In the museum’s spacious new atrium brightened by a skylight, historian and author David McCullough told the gathering, “Never has the understanding of our story as a people — who we are, the way we are, what we stand for, what we believe — been of such importance as right now.”

McCullough said of items displayed: “They are the real thing. There are no facsimiles here.”

The centerpiece of the museum is the dramatic new setting for the nearly 200-year-old flag that the young Francis Scott Key saw still flying at “dawn’s early light” over Fort McHenry in Baltimore Harbor after a fierce attack by the British in 1814. He penned the four verses of a poem that became the national anthem.

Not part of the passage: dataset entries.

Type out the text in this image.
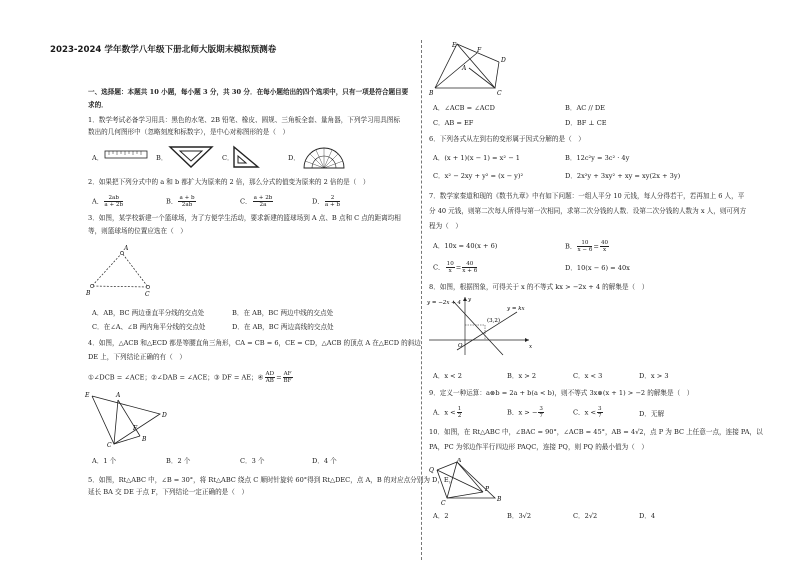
2023-2024 学年数学八年级下册北师大版期末模拟预测卷
一、选择题：本题共 10 小题，每小题 3 分，共 30 分．在每小题给出的四个选项中，只有一项是符合题目要
求的．
1．数学考试必备学习用具：黑色的水笔、2B 铅笔、橡皮、圆规、三角板全套、量角器，下列学习用具图标
数出的几何图形中（忽略刻度和标数字），是中心对称图形的是（　）
A．	B．	C．	D．
2．如果把下列分式中的 a 和 b 都扩大为原来的 2 倍，那么分式的值变为原来的 2 倍的是（　）
A． $\frac{2ab}{a + 2b}$	B． $\frac{a + b}{2ab}$	C． $\frac{a + 2b}{2a}$	D． $\frac{2}{a + b}$
3．如图，某学校新建一个篮球场，为了方便学生活动，要求新建的篮球场到 A 点、B 点和 C 点的距离均相
等，则篮球场的位置应选在（　）
A
B	C
A．AB，BC 两边垂直平分线的交点处	B．在 AB，BC 两边中线的交点处
C．在∠A、∠B 两内角平分线的交点处	D．在 AB，BC 两边高线的交点处
4．如图，△ACB 和△ECD 都是等腰直角三角形，CA = CB = 6，CE = CD，△ACB 的顶点 A 在△ECD 的斜边
DE 上，下列结论正确的有（　）
①∠DCB = ∠ACE；②∠DAB = ∠ACE；③ DF = AE；④ $\frac{AD}{AB} = \frac{AF}{BF}$
E	A
D
F
B
C
A．1 个	B．2 个	C．3 个	D．4 个
5．如图，Rt△ABC 中，∠B = 30°，将 Rt△ABC 绕点 C 顺时针旋转 60°得到 Rt△DEC，点 A，B 的对应点分别为 D，E，
延长 BA 交 DE 于点 F，下列结论一定正确的是（　）
E
D
A
F
B	C
A．∠ACB = ∠ACD	B．AC // DE
C．AB = EF	D．BF ⊥ CE
6．下列各式从左到右的变形属于因式分解的是（　）
A．(x + 1)(x − 1) = x² − 1	B．12c²y = 3c² · 4y
C．x² − 2xy + y² = (x − y)²	D．2x²y + 3xy² + xy = xy(2x + 3y)
7．数学家秦道和现的《数书九章》中有如下问题：一组人平分 10 元钱，每人分得若干，若再加上 6 人，平
分 40 元钱，则第二次每人所得与第一次相同，求第二次分钱的人数．设第二次分钱的人数为 x 人，则可列方
程为（　）
A．10x = 40(x + 6)	B． $\frac{10}{x - 6} = \frac{40}{x}$
C． $\frac{10}{x} = \frac{40}{x + 6}$	D．10(x − 6) = 40x
8．如图，根据图象，可得关于 x 的不等式 kx > −2x + 4 的解集是（　）
y = −2x + 4
y = kx
(3,2)
O	x
y
A．x < 2	B．x > 2	C．x < 3	D．x > 3
9．定义一种运算：a⊗b = 2a + b(a < b)，则不等式 3x⊗(x + 1) > −2 的解集是（　）
A．$x < \frac{1}{2}$	B．x > − $\frac{3}{7}$	C．$x < \frac{3}{7}$	D．无解
10．如图，在 Rt△ABC 中，∠BAC = 90°，∠ACB = 45°，AB = 4√2，点 P 为 BC 上任意一点，连接 PA，以
PA，PC 为邻边作平行四边形 PAQC，连接 PQ，则 PQ 的最小值为（　）
Q
A
B
P
C
A．2	B．3√2	C．2√2	D．4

The carefully preserved, fragile Old Glory is now displayed almost flat, in a climate-controlled glass enclosure that simulates the first light of morning. The goal, museum officials say, is to give the sense of what Scott saw and to provide a contemplative viewing environment, as well as to protect the tattered 30-foot-by-40-foot wool and cotton banner.

On the ramps leading to the star-spangled banner, the flag’s story is told though objects, including a charred piece of timber from the White House, which was burned by British troops, and a silver punch bowl shaped like a British bombshell, a thank-you gift from the people of Baltimore to the commander of Fort McHenry.

The varied items at the museum include the playful, such as a Dumbo flying elephant car from Disneyland, and the epoch-making, such as the “whites only” lunch counter from Greensboro, N.C., where four African-American students staged a sit-in that helped build the civil-rights movement in 1960.

Not far from the lunch counter, the museum is displaying one of the few manuscripts of the Gettysburg Address, written in neat script by President Abraham Lincoln. The document is on loan through Jan. 4 from the White House, where it is kept in the Lincoln bedroom, which is not accessible to public tours.

The renovation project was financed with $46 million in federal funds and $39 million from private individuals, foundations and corporations.